Step 3: Seek constructive feedback for communication improvement
Initiate a dialogue with a trusted team member whose insight you respect. Request candid feedback on ways to enhance your leadership communication. Embrace their observations and suggestions as invaluable tools for growth, recognizing that outside perspectives shed light on blind spots that self-reflection might overlook.
Step 4: Embrace discomfort and challenge learned tendencies
Consciously confront the discomfort that arises when challenging learned instincts. Recognize that what feels “natural” might not always align with effective leadership. Engage in tasks or decisions that disrupt the status quo, viewing discomfort as a sign of growth rather than a deterrent.
Step 5: Cultivate a mindset of continuous improvement
Foster a mindset of continual growth and improvement. Embrace the philosophy that genuine leadership thrives on constant adaptation and learning. Strive to evolve beyond the confines of familiarity, understanding that the pursuit of excellence in leadership is an ongoing journey rather than a finite destination.

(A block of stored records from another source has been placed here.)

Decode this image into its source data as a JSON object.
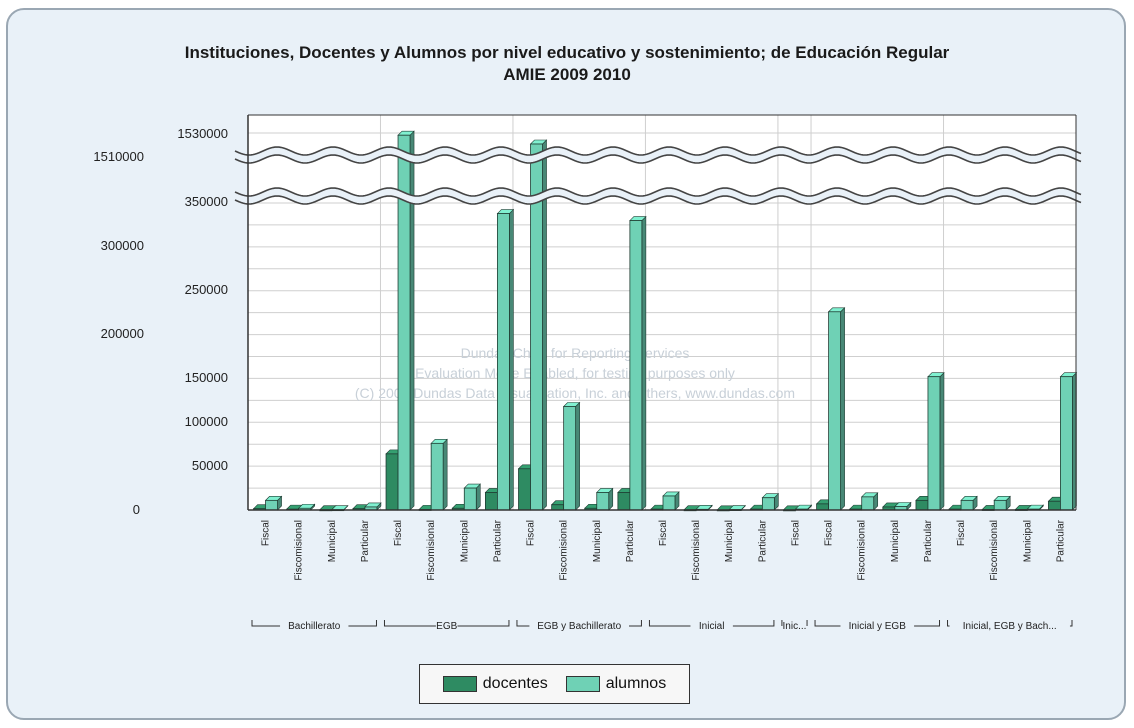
{
  "chart_data": {
    "type": "bar",
    "title": "Instituciones, Docentes y Alumnos por nivel educativo y sostenimiento; de Educación Regular",
    "subtitle": "AMIE 2009 2010",
    "axis_break": "broken y-axis (scale breaks near 350000 and 1510000)",
    "y_ticks": [
      "0",
      "50000",
      "100000",
      "150000",
      "200000",
      "250000",
      "300000",
      "350000",
      "1510000",
      "1530000"
    ],
    "groups": [
      {
        "name": "Bachillerato",
        "categories": [
          "Fiscal",
          "Fiscomisional",
          "Municipal",
          "Particular"
        ]
      },
      {
        "name": "EGB",
        "categories": [
          "Fiscal",
          "Fiscomisional",
          "Municipal",
          "Particular"
        ]
      },
      {
        "name": "EGB y Bachillerato",
        "categories": [
          "Fiscal",
          "Fiscomisional",
          "Municipal",
          "Particular"
        ]
      },
      {
        "name": "Inicial",
        "categories": [
          "Fiscal",
          "Fiscomisional",
          "Municipal",
          "Particular"
        ]
      },
      {
        "name": "Inic...",
        "categories": [
          "Fiscal"
        ]
      },
      {
        "name": "Inicial y EGB",
        "categories": [
          "Fiscal",
          "Fiscomisional",
          "Municipal",
          "Particular"
        ]
      },
      {
        "name": "Inicial, EGB y Bach...",
        "categories": [
          "Fiscal",
          "Fiscomisional",
          "Municipal",
          "Particular"
        ]
      }
    ],
    "series": [
      {
        "name": "docentes",
        "color": "#2e8b62",
        "values": [
          1500,
          1000,
          300,
          1500,
          64000,
          700,
          2000,
          20000,
          47000,
          6000,
          2000,
          20000,
          1000,
          300,
          200,
          1000,
          200,
          7000,
          1000,
          3500,
          11000,
          1000,
          600,
          600,
          10000
        ]
      },
      {
        "name": "alumnos",
        "color": "#6fd1b5",
        "values": [
          11000,
          2000,
          400,
          3500,
          1528000,
          76000,
          25000,
          338000,
          1520000,
          118000,
          20000,
          330000,
          16000,
          800,
          500,
          14000,
          1000,
          226000,
          15000,
          4000,
          152000,
          11000,
          11000,
          1000,
          152000
        ]
      }
    ],
    "watermark": [
      "Dundas Chart for Reporting Services",
      "Evaluation Mode Enabled, for testing purposes only",
      "(C) 2007 Dundas Data Visualization, Inc. and others, www.dundas.com"
    ]
  },
  "legend": {
    "items": [
      {
        "label": "docentes",
        "color": "#2e8b62"
      },
      {
        "label": "alumnos",
        "color": "#6fd1b5"
      }
    ]
  }
}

The essence of transformative leadership demands recognizing that overcoming the “natural” often indicates progress. It requires the courage to navigate uncharted territories and defy learned instincts that constrain innovation or stifle potential.
Leadership isn’t defined by traits, but by the conscious and continual effort to refine one’s conduct and transform inclinations that impede collective growth. It’s a journey underpinned by self-examination, feedback, and embracing discomfort as a conduit for positive change. By walking this path with concerted intentionality, we can reshape our responses, foster environments conducive to excellence, and unlock our fullest potential as evolving leaders.
– Dr. Mike Merrill is a physician executive, author, and educator. His first career was as a newspaper reporter. He transitioned into medicine and completed a residency in internal medicine and preventive medicine. He worked at a state psychiatric hospital and a maximum-security jail. He worked as a hospitalist for 10 years, and was Chief Medical Officer of a small, rural hospital, where he oversaw its transformation into a high-quality teaching institution. He has experience as a medical director of a not-for-profit regional health insurer. Currently, he is the Chief Medical Officer of Brook Health, which provides remote care. He teaches a course on leadership at D’Youville University. Dr. Merrill has master’s degrees in epidemiology, journalism, and business.